While the number of uninsured adults in the US has fallen substantially in the two years that the public health exchanges have been operational, a new report based on findings from the Commonwealth Fund Biennial Health Insurance Survey suggests that what’s not improving is the percentage of adults with coverage who are underinsured. In each of the past three years, the report states, 22% to 23% of all covered adults have been underinsured.
What does “underinsured” mean, exactly? The measure used in the analysis looks at an insured adult’s reported annual out-of-pocket costs (not including premiums) as well as their health plan deductible. A person’s actual expenditures and potential expenditures — represented by the deductible — are compared with household income, and he or she is considered underinsured if either:
- Actual annual out-of-pocket costs (not counting premiums) are equal to 10% or more of household income (or 5% or more if household income is under 200% of the federal poverty level); or
- The deductible is 5% or more of household income.
For example, an employee with a household income of $30,000 who is covered in a plan with a deductible of $1,500 or higher would be considered underinsured. The report authors consider this to be a conservative measure of underinsurance because it doesn’t look at other design elements that could result in uncovered costs, such as copayments and exclusion of certain services.
This is an issue for employers as much as policymakers. Because if you look at just adults covered in employer-sponsored plans, the numbers improve a little, but not much: 20% were underinsured in 2014, up from 17% in 2010 and 12% in 2005. If you’ve been wondering how to assess whether your health plan provides adequate financial protection for all employees, this definition could serve as a helpful guideline.

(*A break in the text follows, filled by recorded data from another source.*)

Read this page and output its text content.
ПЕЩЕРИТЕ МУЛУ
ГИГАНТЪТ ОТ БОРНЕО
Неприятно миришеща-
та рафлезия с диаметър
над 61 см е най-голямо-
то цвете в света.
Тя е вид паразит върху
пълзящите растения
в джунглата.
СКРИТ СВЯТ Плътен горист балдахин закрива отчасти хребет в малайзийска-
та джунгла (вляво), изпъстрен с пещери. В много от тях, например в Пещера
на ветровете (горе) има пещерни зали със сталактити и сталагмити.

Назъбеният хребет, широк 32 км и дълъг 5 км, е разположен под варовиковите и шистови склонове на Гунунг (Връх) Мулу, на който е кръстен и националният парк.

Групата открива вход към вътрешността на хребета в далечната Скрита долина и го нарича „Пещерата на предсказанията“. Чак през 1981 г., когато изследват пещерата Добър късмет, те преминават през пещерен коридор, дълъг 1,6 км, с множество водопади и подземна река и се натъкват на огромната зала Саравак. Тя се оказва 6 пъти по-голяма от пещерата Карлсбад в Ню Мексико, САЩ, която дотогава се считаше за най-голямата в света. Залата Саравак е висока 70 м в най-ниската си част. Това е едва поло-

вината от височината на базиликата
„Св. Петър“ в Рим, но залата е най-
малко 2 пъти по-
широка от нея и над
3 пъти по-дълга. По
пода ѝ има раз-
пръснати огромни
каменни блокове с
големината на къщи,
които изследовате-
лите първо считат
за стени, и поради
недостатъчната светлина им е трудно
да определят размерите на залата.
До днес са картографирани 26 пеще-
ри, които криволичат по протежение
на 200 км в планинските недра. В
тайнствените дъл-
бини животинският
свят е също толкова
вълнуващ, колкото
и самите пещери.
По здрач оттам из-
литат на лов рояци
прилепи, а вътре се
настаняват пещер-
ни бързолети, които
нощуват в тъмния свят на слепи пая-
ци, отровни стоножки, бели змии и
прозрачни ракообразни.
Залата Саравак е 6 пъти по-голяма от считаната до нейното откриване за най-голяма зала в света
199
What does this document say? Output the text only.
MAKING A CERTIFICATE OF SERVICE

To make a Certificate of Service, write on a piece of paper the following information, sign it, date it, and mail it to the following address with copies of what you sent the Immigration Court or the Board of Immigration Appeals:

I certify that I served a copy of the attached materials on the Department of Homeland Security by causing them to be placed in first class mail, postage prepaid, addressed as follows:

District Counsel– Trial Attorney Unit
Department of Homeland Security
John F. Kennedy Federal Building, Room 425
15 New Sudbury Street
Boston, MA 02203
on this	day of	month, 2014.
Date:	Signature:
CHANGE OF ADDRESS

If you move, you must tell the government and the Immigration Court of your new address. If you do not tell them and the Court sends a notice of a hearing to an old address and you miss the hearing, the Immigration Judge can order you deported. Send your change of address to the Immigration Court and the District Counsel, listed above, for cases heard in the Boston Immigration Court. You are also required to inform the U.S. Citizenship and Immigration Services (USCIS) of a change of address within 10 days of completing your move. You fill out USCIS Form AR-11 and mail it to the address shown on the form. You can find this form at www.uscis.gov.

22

As employers have wrestled with rising health benefit costs over the past decade, the clear trend in employee cost-sharing has been to keep the cost of coverage as low as possible but to allow for higher out-of-pocket costs by raising deductibles, coinsurance, and copays. The average employee contribution as a percent of premium has remained virtually unchanged since 2005, in some years even dipping slightly when enough employers chose to absorb some of the employee’s share of premium increases. However, deductibles have risen substantially during that period, in some years faster than the overall increase in health benefit cost. Mercer’s National Survey of Employer-Sponsored Health Plans found that in-network individual PPO deductibles among small employers (those with 10–499 employees) averaged $1,681 in 2014, up from $782 in 2005, 10 years ago, while among larger employers the average individual deductible has risen to $785 in 2014 from $413 in 2005.
While underinsurance is currently a bigger problem among small employers (the report estimates that 27% of covered employees in organizations with fewer than 100 employees are underinsured, compared to 14% of those working for larger organizations), the excise tax on high-cost plan slated to go into effect in 2018 is putting new pressure on employers of all sizes to hold health plan costs below the tax threshold. The easiest way to reduce cost is to raise deductibles, but that also increases the potential for underinsurance. This is a serious concern for employers because financial health is an important component of employee well-being — and medical expenses are a leading cause of financial problems. Employers pursuing a consumerism strategy with high-deductible health plan often face a dilemma: While some of their employees may welcome the trade-off of higher deductibles for lower paycheck deductions and a tax-advantaged health savings account, for others, a high-deductible plan can put a serious strain on family finances.
Offering multiple plans, so that employees can select level of coverage they need, is one solution. Private exchanges like Mercer Marketplace™ are making that easier to do; the medical plans available through Mercer Marketplace range in actuarial value from about 60% to 95%. Other ways to help employees manage higher potential out-of-pocket costs include telemedicine, which provides a low-cost alternative to office visits for low-acuity care. Transparency tools help employees find less expensive service providers. Voluntary benefits like a hospital indemnity plan or critical care insurance can fill gaps in coverage.
Any of these solutions, however, requires a commitment to employee communication and education. Survey results show that consumer-directed health plan sponsors that have invested in extensive employee communication report higher enrollment levels and greater employee satisfaction. It can take time and creativity, but it’s the key to making employees true partners in controlling health care cost.